I wanted a wooden box - hence the wood-effect panelling throughout the apartment. Even the wooden outdoor fan in the main balcony ties in with this. The design is clean, with a play on lines and planes, layered with the hues of linen, walnut, taupe, black and brown. I have two Miniature Schnauzsers - Steffi and Chester - and even they match my colour scheme!
How do you utilise your space?
I just love being home. I travel a lot for work, which means that when I am home, I just want to spend time here. I enjoy cooking and entertaining friends at home, so I designed it around the open-concept kitchen, which helps anchor the design of the space.
One thing I really wanted was a dining table. The solution to having one in the space I had was to extend the kitchen countertop into a table. The fact that it is glossy and lower than the kitchen counter, which is matte, allows for a visual differentiation between the spaces.
How did you choose the interior finishings?
Materials were selected to suit my lifestyle, and for easy maintenance. Having a seamless visual flow from room to room was also important. For example, in the kitchen, the walls andcabinetry are all done in acrylic laminate. I chose this material because it doesn't have any joins, which gives the space a smooth finish and visual fluidity.
What do you think makes your apartment unique?
From top to bottom, the whole apartment is essentially custommade. An example is the three rugs (in the living space and two bedrooms), which are all designs of Hermes wallpapers that I had made into rugs.
I also collect art, and the pieces are significant elements of my decor style. It's all unique, such as one of the artworks in the bedroom which is, in fact, a Louis Vuitton scarf that I had framed.
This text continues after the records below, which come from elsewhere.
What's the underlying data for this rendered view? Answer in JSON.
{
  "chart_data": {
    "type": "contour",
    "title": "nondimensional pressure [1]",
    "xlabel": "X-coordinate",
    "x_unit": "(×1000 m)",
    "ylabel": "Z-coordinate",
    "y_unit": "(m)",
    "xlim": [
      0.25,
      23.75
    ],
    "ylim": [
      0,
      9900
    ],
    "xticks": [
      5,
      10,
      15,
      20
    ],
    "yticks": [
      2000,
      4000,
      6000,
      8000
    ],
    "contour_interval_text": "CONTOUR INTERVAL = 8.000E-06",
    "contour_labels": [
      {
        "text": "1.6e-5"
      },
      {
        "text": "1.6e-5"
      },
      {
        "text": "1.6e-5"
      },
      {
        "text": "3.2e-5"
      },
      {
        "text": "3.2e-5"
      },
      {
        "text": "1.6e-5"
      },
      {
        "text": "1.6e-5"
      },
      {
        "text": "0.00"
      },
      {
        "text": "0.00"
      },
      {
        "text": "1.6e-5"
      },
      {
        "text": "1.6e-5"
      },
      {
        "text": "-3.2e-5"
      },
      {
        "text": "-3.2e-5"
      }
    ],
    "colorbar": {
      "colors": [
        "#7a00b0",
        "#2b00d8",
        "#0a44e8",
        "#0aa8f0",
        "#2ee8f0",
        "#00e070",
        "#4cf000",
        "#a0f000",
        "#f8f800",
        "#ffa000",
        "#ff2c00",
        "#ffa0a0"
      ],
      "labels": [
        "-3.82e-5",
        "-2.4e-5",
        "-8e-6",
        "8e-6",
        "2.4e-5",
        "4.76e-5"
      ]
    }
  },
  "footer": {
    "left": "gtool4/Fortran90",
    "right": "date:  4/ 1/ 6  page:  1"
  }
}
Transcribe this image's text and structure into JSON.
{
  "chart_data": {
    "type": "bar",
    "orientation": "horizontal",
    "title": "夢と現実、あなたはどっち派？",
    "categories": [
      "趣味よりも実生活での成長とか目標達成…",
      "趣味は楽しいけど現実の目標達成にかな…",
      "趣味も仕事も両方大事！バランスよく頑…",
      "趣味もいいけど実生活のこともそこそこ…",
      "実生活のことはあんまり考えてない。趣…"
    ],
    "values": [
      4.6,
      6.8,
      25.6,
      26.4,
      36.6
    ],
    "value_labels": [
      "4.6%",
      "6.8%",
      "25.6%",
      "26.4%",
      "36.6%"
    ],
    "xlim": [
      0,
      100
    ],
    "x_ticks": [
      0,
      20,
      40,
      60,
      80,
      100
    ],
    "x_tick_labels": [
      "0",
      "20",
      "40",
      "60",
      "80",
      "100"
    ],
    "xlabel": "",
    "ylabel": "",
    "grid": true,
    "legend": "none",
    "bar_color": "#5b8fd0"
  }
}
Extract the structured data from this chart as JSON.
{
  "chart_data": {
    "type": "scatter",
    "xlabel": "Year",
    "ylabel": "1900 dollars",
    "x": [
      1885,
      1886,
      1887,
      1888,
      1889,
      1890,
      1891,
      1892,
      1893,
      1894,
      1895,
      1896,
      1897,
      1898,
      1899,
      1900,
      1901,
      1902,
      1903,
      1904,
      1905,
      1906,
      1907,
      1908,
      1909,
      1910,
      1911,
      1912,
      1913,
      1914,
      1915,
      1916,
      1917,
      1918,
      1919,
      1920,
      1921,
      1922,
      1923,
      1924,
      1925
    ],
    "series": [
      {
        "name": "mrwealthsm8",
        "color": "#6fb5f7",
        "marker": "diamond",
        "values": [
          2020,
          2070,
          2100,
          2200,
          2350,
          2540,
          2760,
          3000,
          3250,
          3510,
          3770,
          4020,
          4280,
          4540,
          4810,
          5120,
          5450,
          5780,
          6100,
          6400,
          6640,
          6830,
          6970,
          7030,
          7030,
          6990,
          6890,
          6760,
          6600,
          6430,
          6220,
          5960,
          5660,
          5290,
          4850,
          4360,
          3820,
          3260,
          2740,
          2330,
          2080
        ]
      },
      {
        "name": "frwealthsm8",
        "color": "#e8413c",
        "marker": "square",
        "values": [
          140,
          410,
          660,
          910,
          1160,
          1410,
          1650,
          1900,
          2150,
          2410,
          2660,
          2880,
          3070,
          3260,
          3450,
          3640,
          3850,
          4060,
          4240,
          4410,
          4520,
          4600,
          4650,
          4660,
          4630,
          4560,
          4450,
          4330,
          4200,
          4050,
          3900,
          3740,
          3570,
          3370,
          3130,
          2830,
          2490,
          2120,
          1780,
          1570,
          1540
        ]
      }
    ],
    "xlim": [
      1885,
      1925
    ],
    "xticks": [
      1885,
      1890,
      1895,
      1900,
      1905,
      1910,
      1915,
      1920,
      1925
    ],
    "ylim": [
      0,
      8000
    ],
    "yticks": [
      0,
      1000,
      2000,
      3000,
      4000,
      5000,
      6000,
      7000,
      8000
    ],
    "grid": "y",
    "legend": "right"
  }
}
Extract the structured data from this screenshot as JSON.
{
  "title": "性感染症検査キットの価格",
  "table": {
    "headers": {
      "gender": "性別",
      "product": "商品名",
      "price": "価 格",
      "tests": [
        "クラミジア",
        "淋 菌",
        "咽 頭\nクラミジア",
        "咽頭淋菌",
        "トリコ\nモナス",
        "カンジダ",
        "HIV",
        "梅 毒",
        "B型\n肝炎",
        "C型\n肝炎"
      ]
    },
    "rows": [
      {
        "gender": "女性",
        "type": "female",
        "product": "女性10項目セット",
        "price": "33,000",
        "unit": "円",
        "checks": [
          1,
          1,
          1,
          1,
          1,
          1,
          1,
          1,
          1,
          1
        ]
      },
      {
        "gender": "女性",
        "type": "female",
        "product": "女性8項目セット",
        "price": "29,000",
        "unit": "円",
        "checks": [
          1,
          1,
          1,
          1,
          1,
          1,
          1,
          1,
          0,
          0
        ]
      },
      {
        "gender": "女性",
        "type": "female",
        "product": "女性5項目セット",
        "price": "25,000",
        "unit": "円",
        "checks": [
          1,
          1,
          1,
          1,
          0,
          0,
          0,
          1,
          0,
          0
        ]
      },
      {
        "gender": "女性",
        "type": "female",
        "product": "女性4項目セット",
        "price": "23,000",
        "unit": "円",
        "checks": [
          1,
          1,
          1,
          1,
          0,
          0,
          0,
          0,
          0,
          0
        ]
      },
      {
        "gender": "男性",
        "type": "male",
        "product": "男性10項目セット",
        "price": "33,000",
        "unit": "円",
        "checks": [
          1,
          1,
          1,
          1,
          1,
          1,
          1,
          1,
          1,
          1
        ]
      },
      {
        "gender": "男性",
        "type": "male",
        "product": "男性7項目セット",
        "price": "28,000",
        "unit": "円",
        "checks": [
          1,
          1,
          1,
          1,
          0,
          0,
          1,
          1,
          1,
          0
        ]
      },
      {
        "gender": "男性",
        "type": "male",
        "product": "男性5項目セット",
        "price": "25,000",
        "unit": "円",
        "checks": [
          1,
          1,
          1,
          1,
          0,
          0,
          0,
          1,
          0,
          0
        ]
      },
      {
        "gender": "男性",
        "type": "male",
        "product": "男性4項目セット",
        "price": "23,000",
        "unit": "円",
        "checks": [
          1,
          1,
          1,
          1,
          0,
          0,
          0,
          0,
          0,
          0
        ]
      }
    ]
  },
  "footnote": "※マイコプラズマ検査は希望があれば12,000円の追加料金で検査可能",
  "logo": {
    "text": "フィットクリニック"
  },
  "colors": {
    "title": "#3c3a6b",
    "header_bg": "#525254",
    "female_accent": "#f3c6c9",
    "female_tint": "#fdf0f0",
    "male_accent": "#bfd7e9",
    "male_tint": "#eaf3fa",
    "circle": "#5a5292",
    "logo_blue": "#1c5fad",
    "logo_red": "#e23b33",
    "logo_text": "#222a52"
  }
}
But I didn't want the art to 'jump out'.
Whereas some pieces, such as the wall installation in the living area - Pollock by David Kracov - catch the eye immediately, some of the pieces aren't noticed straightaway, but as you spend time in the space, you'll identify them - like two of my sculptures, Dog Parade by Mariana Fernandes (the pitbull sculpture by the sofa) and Pangolin by Gilles Caffier (the vase on the kitchen island).